アイカーン氏、イーベイと和解 ペイパル分離案を撤回
ニューヨーク(CNNMoney) 「物言う株主」として知られるカール・アイカーン氏が電子商取引大手のイーベイに対し、同社の電子決済部門ペイパルの分社化を求めていた問題で、同氏は提案を取り下げることで同意した。
アイカーン氏は来月のイーベイの株主総会でペイパル分社化を提案する意向だったが取りやめた。だが同氏はペイパル分割をあきらめたわけではない。
「近い将来のいずれかの時点でペイパルを手放すことはイーベイの利益につながるとの私の考えに変わりはない。そしてイーベイとの非公開の話し合いを通してこの主張を続けていくつもりだ」と、アイカーン氏は声明で述べた。
アイカーン氏はまた、自らの推薦する人物2人をイーベイの取締役に就任させるよう要求をしていたが、これも取り下げた。その代わり、イーベイは米通信最大手AT&Tで最高経営責任者(CEO)を務め、SBCコミュニケーションとの合併を推進したデービッド・ドーマン氏の取締役就任を受け入れた。ドーマン氏はまた、通信機器大手モトローラが分社化した時の会長でもある。

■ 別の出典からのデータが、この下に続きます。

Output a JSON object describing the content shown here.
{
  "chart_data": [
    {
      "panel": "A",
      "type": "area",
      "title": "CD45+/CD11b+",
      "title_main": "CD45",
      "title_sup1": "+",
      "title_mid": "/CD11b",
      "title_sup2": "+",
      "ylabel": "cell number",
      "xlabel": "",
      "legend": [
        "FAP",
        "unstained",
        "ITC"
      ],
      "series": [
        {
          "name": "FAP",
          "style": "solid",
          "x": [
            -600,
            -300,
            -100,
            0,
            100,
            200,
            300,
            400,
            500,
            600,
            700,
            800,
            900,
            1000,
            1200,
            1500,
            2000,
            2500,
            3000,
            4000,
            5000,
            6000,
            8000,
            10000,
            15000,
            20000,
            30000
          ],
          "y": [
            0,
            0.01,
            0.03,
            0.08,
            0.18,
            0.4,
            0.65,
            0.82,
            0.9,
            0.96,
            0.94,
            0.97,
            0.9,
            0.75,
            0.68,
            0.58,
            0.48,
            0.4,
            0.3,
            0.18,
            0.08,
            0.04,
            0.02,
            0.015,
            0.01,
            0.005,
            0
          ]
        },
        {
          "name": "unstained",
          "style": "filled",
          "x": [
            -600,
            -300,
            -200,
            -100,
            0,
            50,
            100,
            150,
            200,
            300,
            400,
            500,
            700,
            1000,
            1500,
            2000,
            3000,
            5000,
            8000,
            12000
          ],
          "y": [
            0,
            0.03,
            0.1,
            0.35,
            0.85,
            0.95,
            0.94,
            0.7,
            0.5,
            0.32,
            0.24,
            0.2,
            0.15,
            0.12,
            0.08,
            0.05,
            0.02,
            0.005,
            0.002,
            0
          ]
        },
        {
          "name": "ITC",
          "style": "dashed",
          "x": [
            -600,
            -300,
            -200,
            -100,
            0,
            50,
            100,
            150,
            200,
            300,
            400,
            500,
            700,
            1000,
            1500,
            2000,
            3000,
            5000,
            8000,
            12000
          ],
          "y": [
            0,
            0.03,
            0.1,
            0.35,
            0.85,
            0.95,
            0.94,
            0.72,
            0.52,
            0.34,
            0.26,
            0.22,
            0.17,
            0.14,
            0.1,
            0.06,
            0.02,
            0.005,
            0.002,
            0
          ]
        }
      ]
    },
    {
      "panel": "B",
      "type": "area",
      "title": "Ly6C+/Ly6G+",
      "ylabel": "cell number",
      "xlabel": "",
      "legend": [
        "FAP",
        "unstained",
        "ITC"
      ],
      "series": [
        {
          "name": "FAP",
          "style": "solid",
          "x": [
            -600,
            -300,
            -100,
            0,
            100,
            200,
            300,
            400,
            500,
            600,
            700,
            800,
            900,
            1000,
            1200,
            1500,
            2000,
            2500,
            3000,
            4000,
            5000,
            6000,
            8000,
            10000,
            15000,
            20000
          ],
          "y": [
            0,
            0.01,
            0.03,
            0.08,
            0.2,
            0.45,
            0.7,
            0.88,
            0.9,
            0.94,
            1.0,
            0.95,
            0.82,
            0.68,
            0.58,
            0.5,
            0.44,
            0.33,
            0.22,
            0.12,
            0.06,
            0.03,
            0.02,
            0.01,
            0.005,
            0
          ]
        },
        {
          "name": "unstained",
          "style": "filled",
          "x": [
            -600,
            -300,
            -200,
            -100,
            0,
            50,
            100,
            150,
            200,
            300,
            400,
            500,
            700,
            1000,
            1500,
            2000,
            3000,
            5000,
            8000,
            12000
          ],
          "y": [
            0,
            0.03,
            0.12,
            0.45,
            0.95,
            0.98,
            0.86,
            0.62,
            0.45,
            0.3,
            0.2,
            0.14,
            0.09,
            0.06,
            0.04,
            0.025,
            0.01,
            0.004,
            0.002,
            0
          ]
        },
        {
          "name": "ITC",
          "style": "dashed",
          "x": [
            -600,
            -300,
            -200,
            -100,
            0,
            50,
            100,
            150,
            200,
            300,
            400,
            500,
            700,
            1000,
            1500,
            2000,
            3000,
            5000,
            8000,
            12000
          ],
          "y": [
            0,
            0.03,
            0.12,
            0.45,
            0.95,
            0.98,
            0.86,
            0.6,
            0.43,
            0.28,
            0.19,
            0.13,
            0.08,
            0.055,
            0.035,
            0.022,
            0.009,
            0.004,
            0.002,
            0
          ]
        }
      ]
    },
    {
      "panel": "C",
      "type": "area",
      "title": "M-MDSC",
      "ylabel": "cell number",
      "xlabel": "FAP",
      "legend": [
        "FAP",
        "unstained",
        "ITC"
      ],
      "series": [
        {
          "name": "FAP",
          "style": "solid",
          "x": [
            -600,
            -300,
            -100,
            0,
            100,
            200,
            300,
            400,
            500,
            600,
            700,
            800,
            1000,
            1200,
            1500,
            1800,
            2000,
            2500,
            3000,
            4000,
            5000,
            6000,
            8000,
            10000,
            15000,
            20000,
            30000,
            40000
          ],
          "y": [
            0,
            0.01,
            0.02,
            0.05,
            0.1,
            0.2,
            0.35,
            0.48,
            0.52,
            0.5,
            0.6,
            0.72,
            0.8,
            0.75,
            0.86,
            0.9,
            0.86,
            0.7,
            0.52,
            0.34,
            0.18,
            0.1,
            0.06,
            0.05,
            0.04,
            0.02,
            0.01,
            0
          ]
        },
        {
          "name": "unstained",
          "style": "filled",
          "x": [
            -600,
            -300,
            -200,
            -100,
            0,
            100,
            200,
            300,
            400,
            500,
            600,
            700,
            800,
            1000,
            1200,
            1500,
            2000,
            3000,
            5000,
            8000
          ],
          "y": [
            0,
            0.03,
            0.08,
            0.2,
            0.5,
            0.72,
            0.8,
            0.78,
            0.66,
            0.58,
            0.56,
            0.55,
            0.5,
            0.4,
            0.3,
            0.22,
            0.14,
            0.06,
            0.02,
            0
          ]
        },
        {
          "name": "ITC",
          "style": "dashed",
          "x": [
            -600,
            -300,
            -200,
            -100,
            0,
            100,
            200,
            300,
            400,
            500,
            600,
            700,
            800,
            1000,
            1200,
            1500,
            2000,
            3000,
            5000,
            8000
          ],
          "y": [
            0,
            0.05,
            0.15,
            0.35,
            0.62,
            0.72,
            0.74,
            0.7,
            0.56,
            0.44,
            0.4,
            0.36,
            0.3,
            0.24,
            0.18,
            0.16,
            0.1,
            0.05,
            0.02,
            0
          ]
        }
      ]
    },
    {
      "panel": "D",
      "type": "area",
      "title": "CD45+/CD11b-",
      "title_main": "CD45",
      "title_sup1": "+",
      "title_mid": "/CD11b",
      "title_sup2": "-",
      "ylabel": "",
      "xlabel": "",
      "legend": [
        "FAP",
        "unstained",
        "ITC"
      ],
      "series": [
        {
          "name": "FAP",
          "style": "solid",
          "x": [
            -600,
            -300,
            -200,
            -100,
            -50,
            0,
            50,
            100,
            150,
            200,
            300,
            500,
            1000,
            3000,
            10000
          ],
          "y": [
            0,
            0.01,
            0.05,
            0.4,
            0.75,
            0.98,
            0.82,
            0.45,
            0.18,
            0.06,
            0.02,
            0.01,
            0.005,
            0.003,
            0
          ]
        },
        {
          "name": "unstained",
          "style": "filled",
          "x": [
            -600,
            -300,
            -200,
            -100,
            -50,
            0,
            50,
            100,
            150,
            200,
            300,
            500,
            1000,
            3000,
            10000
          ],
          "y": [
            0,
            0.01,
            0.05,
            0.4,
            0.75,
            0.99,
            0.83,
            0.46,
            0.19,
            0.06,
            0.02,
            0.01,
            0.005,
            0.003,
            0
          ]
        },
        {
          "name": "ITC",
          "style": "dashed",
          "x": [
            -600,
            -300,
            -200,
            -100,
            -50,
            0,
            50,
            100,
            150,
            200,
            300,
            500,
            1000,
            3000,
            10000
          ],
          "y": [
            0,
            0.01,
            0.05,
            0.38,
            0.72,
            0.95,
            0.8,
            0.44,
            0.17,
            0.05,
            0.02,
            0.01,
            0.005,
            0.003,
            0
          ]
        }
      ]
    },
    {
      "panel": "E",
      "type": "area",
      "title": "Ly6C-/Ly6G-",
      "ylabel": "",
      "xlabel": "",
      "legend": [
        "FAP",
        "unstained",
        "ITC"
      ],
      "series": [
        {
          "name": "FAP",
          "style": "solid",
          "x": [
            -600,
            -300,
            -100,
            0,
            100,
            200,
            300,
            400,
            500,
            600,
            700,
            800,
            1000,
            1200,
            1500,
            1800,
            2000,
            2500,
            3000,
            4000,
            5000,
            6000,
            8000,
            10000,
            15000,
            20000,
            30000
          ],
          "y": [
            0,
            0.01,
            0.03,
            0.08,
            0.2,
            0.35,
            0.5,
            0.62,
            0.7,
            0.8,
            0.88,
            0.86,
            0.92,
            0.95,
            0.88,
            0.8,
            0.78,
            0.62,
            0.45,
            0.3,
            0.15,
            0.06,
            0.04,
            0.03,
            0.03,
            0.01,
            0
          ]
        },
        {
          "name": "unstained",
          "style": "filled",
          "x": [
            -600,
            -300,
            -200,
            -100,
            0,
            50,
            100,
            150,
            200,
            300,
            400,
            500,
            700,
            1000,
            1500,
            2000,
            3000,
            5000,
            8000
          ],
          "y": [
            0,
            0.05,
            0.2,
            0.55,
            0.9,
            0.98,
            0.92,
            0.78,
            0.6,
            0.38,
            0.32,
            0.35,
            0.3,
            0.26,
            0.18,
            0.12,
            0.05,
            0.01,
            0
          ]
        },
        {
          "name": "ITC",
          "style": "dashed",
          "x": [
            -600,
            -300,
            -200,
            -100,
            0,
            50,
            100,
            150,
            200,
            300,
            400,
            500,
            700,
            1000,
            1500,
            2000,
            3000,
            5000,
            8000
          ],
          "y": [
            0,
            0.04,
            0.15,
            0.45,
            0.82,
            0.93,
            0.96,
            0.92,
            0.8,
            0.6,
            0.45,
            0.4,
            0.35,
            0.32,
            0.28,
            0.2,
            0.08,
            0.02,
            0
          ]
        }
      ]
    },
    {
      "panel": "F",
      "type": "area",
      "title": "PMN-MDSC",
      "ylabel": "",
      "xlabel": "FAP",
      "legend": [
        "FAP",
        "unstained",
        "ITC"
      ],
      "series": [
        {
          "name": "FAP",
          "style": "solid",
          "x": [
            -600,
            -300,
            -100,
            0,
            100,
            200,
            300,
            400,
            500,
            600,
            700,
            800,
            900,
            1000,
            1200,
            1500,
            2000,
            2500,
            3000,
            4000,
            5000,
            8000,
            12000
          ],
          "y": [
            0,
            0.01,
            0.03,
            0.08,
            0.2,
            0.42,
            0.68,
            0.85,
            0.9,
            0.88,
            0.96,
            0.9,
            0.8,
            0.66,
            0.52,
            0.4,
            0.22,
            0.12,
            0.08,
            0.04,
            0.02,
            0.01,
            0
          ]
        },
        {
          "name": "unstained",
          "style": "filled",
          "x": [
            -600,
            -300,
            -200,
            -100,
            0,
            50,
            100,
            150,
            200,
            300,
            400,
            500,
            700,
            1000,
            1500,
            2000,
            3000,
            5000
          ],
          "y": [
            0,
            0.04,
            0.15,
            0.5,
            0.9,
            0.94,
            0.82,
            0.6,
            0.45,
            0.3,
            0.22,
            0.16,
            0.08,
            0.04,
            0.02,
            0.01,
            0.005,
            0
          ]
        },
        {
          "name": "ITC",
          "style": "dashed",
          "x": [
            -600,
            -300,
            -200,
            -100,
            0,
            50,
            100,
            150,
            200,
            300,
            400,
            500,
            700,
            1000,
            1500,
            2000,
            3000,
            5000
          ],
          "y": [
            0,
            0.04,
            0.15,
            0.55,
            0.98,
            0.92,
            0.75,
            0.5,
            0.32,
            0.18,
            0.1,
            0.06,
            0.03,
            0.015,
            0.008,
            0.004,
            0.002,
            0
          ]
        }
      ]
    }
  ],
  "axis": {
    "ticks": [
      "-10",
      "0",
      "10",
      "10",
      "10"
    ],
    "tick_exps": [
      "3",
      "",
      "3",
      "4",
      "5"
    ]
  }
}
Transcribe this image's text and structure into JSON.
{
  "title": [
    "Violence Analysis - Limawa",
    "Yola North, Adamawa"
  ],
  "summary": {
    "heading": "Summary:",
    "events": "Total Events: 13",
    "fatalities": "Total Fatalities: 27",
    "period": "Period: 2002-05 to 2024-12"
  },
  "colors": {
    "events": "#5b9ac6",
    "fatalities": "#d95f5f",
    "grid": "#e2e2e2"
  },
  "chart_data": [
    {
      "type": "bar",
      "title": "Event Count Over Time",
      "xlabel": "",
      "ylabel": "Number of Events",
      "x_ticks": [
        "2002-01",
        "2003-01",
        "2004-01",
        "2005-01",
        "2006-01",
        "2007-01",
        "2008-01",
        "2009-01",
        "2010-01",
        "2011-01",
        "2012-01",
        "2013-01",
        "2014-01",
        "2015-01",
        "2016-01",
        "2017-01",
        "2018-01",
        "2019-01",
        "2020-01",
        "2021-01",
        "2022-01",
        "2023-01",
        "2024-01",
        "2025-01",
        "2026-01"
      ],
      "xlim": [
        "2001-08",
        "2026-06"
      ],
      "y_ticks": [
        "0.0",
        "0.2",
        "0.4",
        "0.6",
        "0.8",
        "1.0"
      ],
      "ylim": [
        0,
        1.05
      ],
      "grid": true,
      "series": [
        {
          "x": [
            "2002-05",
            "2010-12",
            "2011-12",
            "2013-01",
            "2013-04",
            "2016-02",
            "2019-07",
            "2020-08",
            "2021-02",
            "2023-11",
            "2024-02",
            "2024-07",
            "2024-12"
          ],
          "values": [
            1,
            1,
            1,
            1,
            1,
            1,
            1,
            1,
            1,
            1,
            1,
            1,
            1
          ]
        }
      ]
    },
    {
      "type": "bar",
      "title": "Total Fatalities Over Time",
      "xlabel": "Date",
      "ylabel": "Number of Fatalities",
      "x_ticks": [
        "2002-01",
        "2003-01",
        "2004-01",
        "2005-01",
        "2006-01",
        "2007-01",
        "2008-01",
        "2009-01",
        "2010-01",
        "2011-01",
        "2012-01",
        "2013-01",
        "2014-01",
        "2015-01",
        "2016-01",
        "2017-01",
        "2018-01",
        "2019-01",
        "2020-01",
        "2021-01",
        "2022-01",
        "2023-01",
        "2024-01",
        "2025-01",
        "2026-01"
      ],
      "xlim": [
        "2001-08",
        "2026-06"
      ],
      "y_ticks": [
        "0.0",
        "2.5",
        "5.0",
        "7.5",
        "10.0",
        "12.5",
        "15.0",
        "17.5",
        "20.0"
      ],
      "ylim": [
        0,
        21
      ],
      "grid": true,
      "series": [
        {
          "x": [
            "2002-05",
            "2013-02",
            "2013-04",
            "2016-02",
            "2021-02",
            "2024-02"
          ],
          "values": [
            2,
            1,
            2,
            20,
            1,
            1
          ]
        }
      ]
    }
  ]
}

ただしドーマン氏は「ペイパルとイーベイがともに成長できるよう力になりたい」とし、今のところ分社化に積極的な姿勢は示していない。
イーベイのジョン・ドナヒューCEOはCNNの取材に対し、「株主から見ても明らかに双方にとって得な」合意が得られたと述べた。また、ペイパルを完全に傘下に置くことがイーベイにとって最良の道だとの考えを示した。
アイカーン氏が大手ハイテク企業との戦いで思うような結果を得られなかったのは今年に入って2度目。同氏はアップルに対して自社株買いを求める株主提案をしていたが2月に撤回した。